Existe-t-il une langue des signes européenne ?

, par Anna Rando Martin

Existe-t-il une langue des signes européenne ?
Image : PxHere

Non, une langue des signes européenne n’existe pas. La langue des signes n’est pas non plus universelle. Chaque pays d’Europe a sa propre langue des signes avec ses propres variantes régionales au sein même du pays. L’Abbaye de Cluny développa au Xème siècle un premier modèle de dictionnaire de Signes qui sera connu dans toute la France et même en Europe (Belgique, Grande-Bretagne, Portugal, Espagne, Suisse), et chaque communauté l’a ensuite enrichi en fonction de leur culture et leur histoire.

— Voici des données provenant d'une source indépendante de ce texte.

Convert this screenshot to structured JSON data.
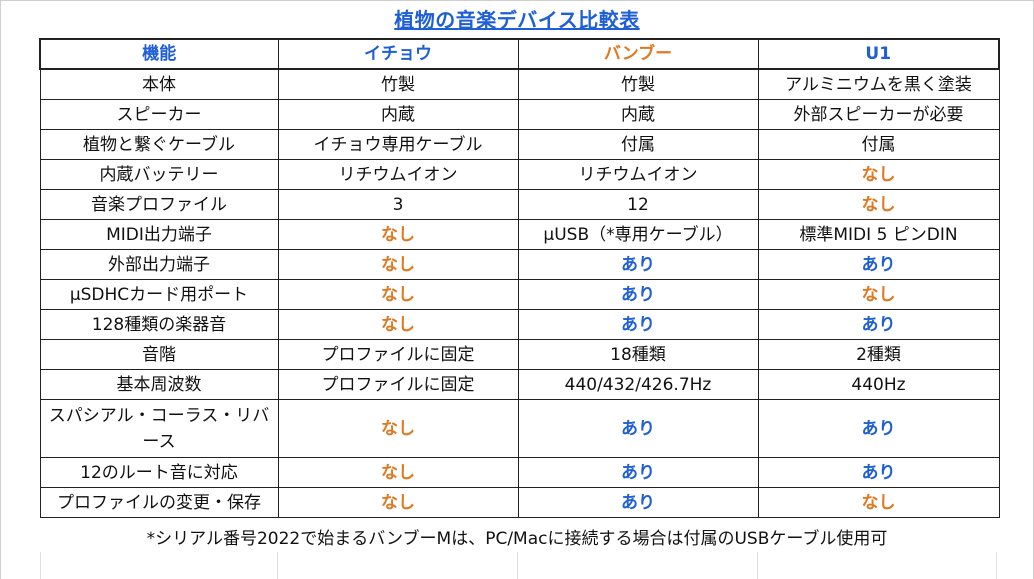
{
  "title": "植物の音楽デバイス比較表",
  "headers": [
    {
      "label": "機能",
      "color": "#1f5fd6"
    },
    {
      "label": "イチョウ",
      "color": "#1f5fd6"
    },
    {
      "label": "バンブー",
      "color": "#e07820"
    },
    {
      "label": "U1",
      "color": "#1f5fd6"
    }
  ],
  "rows": [
    {
      "feature": "本体",
      "cells": [
        {
          "text": "竹製",
          "kind": "plain"
        },
        {
          "text": "竹製",
          "kind": "plain"
        },
        {
          "text": "アルミニウムを黒く塗装",
          "kind": "plain"
        }
      ]
    },
    {
      "feature": "スピーカー",
      "cells": [
        {
          "text": "内蔵",
          "kind": "plain"
        },
        {
          "text": "内蔵",
          "kind": "plain"
        },
        {
          "text": "外部スピーカーが必要",
          "kind": "plain"
        }
      ]
    },
    {
      "feature": "植物と繋ぐケーブル",
      "cells": [
        {
          "text": "イチョウ専用ケーブル",
          "kind": "plain"
        },
        {
          "text": "付属",
          "kind": "plain"
        },
        {
          "text": "付属",
          "kind": "plain"
        }
      ]
    },
    {
      "feature": "内蔵バッテリー",
      "cells": [
        {
          "text": "リチウムイオン",
          "kind": "plain"
        },
        {
          "text": "リチウムイオン",
          "kind": "plain"
        },
        {
          "text": "なし",
          "kind": "none"
        }
      ]
    },
    {
      "feature": "音楽プロファイル",
      "cells": [
        {
          "text": "3",
          "kind": "plain"
        },
        {
          "text": "12",
          "kind": "plain"
        },
        {
          "text": "なし",
          "kind": "none"
        }
      ]
    },
    {
      "feature": "MIDI出力端子",
      "cells": [
        {
          "text": "なし",
          "kind": "none"
        },
        {
          "text": "μUSB（*専用ケーブル）",
          "kind": "plain"
        },
        {
          "text": "標準MIDI 5 ピンDIN",
          "kind": "plain"
        }
      ]
    },
    {
      "feature": "外部出力端子",
      "cells": [
        {
          "text": "なし",
          "kind": "none"
        },
        {
          "text": "あり",
          "kind": "yes"
        },
        {
          "text": "あり",
          "kind": "yes"
        }
      ]
    },
    {
      "feature": "μSDHCカード用ポート",
      "cells": [
        {
          "text": "なし",
          "kind": "none"
        },
        {
          "text": "あり",
          "kind": "yes"
        },
        {
          "text": "なし",
          "kind": "none"
        }
      ]
    },
    {
      "feature": "128種類の楽器音",
      "cells": [
        {
          "text": "なし",
          "kind": "none"
        },
        {
          "text": "あり",
          "kind": "yes"
        },
        {
          "text": "あり",
          "kind": "yes"
        }
      ]
    },
    {
      "feature": "音階",
      "cells": [
        {
          "text": "プロファイルに固定",
          "kind": "plain"
        },
        {
          "text": "18種類",
          "kind": "plain"
        },
        {
          "text": "2種類",
          "kind": "plain"
        }
      ]
    },
    {
      "feature": "基本周波数",
      "cells": [
        {
          "text": "プロファイルに固定",
          "kind": "plain"
        },
        {
          "text": "440/432/426.7Hz",
          "kind": "plain"
        },
        {
          "text": "440Hz",
          "kind": "plain"
        }
      ]
    },
    {
      "feature": "スパシアル・コーラス・リバース",
      "tall": true,
      "cells": [
        {
          "text": "なし",
          "kind": "none"
        },
        {
          "text": "あり",
          "kind": "yes"
        },
        {
          "text": "あり",
          "kind": "yes"
        }
      ]
    },
    {
      "feature": "12のルート音に対応",
      "cells": [
        {
          "text": "なし",
          "kind": "none"
        },
        {
          "text": "あり",
          "kind": "yes"
        },
        {
          "text": "あり",
          "kind": "yes"
        }
      ]
    },
    {
      "feature": "プロファイルの変更・保存",
      "cells": [
        {
          "text": "なし",
          "kind": "none"
        },
        {
          "text": "あり",
          "kind": "yes"
        },
        {
          "text": "なし",
          "kind": "none"
        }
      ]
    }
  ],
  "footnote": "*シリアル番号2022で始まるバンブーMは、PC/Macに接続する場合は付属のUSBケーブル使用可",
  "colors": {
    "none": "#e07820",
    "yes": "#1f5fd6",
    "title": "#1f5fd6"
  }
}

Pourquoi ne pas avoir créé une langue des signes internationale commune ?

Les langues signées se sont construites au fil du temps et ont évolué avec les époques. Depuis l’Antiquité nous trouvons partout des traces de personnes sourdes, mais leurs représentations - ainsi que les représentations de la surdité - varient selon les peuples et les moments de l’histoire.

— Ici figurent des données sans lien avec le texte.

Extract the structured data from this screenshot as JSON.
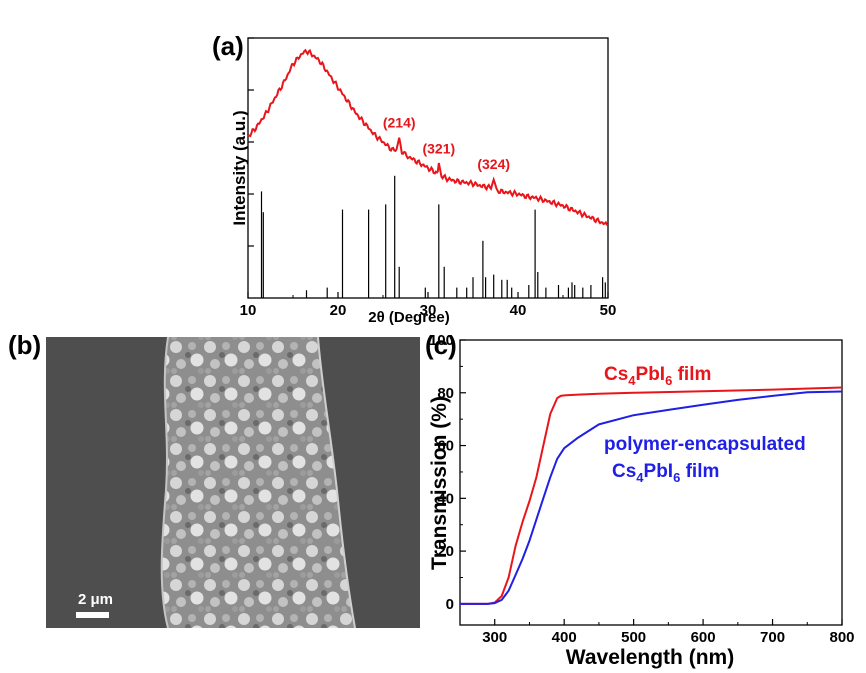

Entre le XVIIème et XVIIIème siècle, les différents pays en Europe s’intéressent petit à petit à l’idée d’éduquer une personne sourde pour en faire des « sourds savants ». En effet, à cette époque, un homme « éduqué » est un homme qui parle bien. Ce nouveau tournant qu’à pris l’éducation des Sourds est dû aux progrès de la médecine qui a permis de dissocier parole orale et ouïe. À mesure des découvertes sur l’oreille et le larynx, les Sourds ne sont plus comme auparavant rejetés de la société, ils deviennent éducables. En outre, l’éducation des Sourds bénéficie de circonstances favorables : ceux issus de la noblesse apprennent à lire, écrire et à s’exprimer oralement. En résulte une émergence de la concurrence entre les cours européennes : les sourds ayant été éduqués seront ensuite exhibés à la cour et dans les Académies. Résultat : un engouement total pour l’éducation des Sourds. L’Angleterre sera le premier pays d’Europe à s’intéresser à l’éducation des Sourds, ne pouvant digérer l’affront de la prééminence des espagnols en cette matière [1]. Différentes méthodes et écrits sont peu à peu publiés, provoquant l’admiration des différentes cours européennes. Cela permet en plus de débloquer les crédits nécessaires aux différents travaux de chacun.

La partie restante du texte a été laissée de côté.